A window with a view of a gate of the Ming Dynasty Forbidden City at TRB Forbidden City restaurant in Beijing. [Photo provided to China Daily] |
He once cooked up a storm in St. Tropez, the French seaside holiday resort, with all its glitterati, and later served the patrons of one of the oldest restaurants in Paris, a stone's throw from the River Seine and the Champs-Elyees, with all its glitter.
But while the surroundings of his new workplace in Beijing may not have quite the sparkle of grand European cities and their waterways, it has its dyed gold left all over the place by fallen ginkgo leaves. And across from the moat in Donghuamen where the restaurant is located is a Ming Dynasty (1368-1644) gate of the Forbidden City.
Thus French chef Johnny Pham may well feel at home, and more importantly, these are the kinds of surroundings likely to appeal to any diner at TRB Forbidden City, which opened nine months ago.
The restaurant belongs to a group that also runs TRB Hutong, which opened in 2011, and was rated No 1 among the best fine-dining restaurants in China in TripAdvisor's travelers' choice this year.

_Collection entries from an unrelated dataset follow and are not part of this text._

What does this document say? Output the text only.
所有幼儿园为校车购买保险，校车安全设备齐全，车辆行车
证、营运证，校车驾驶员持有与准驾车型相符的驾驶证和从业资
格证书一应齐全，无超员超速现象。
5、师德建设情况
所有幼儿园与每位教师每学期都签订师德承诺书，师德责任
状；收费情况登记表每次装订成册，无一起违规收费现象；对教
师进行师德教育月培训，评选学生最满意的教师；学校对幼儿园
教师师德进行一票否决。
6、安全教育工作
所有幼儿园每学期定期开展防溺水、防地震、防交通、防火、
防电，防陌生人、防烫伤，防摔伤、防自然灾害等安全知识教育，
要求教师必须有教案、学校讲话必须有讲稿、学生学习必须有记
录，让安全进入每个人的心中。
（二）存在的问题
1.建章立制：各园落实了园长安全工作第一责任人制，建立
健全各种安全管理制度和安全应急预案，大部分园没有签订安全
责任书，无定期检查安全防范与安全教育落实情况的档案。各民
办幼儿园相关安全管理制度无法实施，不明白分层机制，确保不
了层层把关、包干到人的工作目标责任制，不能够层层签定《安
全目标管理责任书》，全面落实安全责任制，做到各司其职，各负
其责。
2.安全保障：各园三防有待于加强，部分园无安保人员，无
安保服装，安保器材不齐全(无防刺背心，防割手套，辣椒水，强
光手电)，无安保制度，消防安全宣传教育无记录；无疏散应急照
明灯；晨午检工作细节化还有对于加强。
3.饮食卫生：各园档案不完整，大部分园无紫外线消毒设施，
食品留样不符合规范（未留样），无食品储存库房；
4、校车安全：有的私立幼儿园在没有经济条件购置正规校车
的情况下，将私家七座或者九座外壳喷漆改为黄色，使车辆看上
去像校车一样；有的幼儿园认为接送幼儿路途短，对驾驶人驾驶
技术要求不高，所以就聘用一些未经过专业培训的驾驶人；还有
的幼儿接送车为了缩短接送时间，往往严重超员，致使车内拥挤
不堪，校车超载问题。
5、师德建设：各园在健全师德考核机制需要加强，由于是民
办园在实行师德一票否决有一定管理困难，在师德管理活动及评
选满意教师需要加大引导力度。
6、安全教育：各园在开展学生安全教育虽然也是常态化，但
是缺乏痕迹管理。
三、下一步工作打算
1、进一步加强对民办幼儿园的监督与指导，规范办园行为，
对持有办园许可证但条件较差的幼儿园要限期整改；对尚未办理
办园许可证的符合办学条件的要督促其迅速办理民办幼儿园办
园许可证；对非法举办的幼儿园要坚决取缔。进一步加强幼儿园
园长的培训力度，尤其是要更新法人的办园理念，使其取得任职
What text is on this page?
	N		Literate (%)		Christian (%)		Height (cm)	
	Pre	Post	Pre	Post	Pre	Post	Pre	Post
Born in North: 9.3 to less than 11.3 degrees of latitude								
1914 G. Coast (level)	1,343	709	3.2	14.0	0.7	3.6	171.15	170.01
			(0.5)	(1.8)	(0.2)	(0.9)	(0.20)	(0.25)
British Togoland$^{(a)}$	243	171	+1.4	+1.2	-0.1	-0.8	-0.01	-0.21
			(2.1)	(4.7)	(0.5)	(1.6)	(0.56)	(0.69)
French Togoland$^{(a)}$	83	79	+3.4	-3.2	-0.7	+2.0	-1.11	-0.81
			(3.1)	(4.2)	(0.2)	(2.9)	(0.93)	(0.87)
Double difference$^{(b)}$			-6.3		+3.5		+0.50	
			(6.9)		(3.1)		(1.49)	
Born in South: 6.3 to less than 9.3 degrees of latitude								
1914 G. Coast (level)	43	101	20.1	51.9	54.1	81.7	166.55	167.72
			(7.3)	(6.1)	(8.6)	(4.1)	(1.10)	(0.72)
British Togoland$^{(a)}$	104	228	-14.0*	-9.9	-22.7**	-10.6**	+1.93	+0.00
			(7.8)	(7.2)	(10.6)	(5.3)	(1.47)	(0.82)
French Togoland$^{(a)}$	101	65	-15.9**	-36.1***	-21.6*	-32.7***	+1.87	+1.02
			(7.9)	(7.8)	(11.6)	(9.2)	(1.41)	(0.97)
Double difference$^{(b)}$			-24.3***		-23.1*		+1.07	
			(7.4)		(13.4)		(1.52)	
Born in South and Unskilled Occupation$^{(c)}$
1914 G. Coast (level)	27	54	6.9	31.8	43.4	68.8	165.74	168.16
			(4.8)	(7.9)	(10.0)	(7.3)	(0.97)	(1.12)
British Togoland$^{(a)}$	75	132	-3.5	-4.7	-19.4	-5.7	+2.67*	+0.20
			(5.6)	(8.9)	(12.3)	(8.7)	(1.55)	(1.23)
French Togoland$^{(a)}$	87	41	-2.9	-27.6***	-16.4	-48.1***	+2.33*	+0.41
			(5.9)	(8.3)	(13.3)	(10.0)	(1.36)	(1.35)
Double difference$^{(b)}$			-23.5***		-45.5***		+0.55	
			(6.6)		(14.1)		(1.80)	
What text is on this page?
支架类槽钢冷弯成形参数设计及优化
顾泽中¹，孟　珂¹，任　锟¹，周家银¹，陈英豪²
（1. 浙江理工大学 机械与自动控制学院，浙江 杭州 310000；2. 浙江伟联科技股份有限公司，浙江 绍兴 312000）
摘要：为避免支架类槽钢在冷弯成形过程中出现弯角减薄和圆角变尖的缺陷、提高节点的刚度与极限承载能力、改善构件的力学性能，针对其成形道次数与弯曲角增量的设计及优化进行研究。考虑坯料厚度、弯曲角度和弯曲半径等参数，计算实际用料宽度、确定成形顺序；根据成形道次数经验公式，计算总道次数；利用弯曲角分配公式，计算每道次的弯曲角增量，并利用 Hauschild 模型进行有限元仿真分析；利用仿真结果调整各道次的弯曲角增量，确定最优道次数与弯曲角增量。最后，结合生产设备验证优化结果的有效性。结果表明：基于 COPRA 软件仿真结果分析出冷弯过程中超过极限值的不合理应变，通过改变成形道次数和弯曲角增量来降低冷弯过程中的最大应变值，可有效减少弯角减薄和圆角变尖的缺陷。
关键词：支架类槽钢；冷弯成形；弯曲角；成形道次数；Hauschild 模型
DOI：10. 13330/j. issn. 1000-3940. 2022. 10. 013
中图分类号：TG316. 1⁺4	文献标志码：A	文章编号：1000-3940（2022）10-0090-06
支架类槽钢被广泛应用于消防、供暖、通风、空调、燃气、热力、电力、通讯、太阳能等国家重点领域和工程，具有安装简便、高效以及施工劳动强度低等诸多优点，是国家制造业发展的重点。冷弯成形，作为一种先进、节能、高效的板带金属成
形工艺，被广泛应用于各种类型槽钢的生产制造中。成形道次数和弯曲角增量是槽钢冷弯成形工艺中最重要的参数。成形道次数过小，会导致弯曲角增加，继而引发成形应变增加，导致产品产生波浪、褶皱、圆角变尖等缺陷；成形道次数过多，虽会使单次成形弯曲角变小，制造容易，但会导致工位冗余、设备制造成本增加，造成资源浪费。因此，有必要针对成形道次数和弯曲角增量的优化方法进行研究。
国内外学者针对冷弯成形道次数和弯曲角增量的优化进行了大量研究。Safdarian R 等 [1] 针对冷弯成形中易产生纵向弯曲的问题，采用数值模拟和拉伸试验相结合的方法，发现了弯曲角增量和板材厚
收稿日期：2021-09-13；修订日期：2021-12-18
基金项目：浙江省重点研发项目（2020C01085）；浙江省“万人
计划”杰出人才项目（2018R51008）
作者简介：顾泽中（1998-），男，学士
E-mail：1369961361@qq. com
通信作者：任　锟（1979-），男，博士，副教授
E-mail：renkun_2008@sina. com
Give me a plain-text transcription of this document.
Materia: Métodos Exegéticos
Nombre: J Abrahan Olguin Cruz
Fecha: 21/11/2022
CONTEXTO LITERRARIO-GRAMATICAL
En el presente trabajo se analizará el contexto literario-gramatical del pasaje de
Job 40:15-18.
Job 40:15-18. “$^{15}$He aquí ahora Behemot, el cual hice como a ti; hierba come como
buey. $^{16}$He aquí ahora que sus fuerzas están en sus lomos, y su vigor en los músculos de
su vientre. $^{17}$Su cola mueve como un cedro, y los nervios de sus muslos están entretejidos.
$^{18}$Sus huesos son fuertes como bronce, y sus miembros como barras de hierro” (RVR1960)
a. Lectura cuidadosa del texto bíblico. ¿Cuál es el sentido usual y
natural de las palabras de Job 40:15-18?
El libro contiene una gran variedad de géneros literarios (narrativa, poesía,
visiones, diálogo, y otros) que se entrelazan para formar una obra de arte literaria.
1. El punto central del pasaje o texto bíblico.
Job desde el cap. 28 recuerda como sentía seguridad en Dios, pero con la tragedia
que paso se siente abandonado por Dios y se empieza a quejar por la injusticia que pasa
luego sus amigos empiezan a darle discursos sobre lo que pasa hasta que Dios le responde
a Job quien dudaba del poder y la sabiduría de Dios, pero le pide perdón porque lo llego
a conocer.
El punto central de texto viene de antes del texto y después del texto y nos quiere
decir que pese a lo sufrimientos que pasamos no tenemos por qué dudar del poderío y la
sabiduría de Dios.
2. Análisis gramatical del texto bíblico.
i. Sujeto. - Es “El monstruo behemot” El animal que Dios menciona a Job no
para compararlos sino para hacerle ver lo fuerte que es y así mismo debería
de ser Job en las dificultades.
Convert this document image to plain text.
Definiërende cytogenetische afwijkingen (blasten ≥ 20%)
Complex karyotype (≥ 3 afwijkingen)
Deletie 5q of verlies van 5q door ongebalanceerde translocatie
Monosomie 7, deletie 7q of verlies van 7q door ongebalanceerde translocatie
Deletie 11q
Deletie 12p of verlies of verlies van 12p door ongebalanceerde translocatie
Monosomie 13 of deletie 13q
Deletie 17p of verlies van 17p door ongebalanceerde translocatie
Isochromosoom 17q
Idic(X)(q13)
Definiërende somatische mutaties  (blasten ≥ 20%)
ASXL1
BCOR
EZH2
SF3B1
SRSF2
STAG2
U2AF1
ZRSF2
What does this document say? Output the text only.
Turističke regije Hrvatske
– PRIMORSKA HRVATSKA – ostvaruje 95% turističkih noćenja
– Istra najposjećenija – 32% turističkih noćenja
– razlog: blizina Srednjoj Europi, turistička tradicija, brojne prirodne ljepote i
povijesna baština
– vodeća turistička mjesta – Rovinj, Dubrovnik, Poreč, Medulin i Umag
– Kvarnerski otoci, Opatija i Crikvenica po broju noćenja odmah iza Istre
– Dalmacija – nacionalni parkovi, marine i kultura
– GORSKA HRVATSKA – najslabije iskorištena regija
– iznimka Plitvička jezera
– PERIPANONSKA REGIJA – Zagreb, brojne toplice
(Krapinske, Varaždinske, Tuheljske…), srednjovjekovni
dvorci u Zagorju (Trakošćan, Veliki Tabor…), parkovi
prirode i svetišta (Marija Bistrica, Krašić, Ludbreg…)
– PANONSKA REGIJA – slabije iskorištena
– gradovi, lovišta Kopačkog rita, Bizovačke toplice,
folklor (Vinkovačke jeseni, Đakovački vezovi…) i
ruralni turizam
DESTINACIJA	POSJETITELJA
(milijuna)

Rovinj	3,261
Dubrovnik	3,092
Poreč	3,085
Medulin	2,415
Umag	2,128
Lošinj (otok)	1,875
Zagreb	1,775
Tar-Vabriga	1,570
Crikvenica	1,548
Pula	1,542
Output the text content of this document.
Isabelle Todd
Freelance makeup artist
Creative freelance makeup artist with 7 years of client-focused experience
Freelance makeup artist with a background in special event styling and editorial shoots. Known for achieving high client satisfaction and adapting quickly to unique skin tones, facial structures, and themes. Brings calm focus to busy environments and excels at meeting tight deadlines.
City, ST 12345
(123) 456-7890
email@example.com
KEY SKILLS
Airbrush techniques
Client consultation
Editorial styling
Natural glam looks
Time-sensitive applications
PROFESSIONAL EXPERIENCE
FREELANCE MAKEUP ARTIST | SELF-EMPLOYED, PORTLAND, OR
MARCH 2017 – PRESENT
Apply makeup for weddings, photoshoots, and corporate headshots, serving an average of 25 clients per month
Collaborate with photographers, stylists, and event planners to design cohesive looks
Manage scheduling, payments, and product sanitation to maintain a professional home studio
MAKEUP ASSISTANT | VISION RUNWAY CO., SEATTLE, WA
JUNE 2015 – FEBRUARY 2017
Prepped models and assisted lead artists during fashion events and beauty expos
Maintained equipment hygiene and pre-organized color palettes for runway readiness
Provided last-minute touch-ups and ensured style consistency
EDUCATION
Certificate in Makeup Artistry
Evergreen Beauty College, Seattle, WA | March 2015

TRB Forbidden City is anything but forbidding. The exterior has a warm, welcoming appearance with its understated colors of white and brown, lit up by golden window sills.
Inside, the table linen also shines, and one is struck by how waiters appear to go out of their way to be as unobtrusive as possible.
Pham, who's of Vietnamese origin, hails from Lyon, another grand water city, where he attended culinary school, before working at Cheval Blanc Courchevel in Courchevel, in the French Alps; La Residence de la Pinede in St. Tropez and Pavillon Ledoyen in Paris-all of which have been awarded three Michelin stars.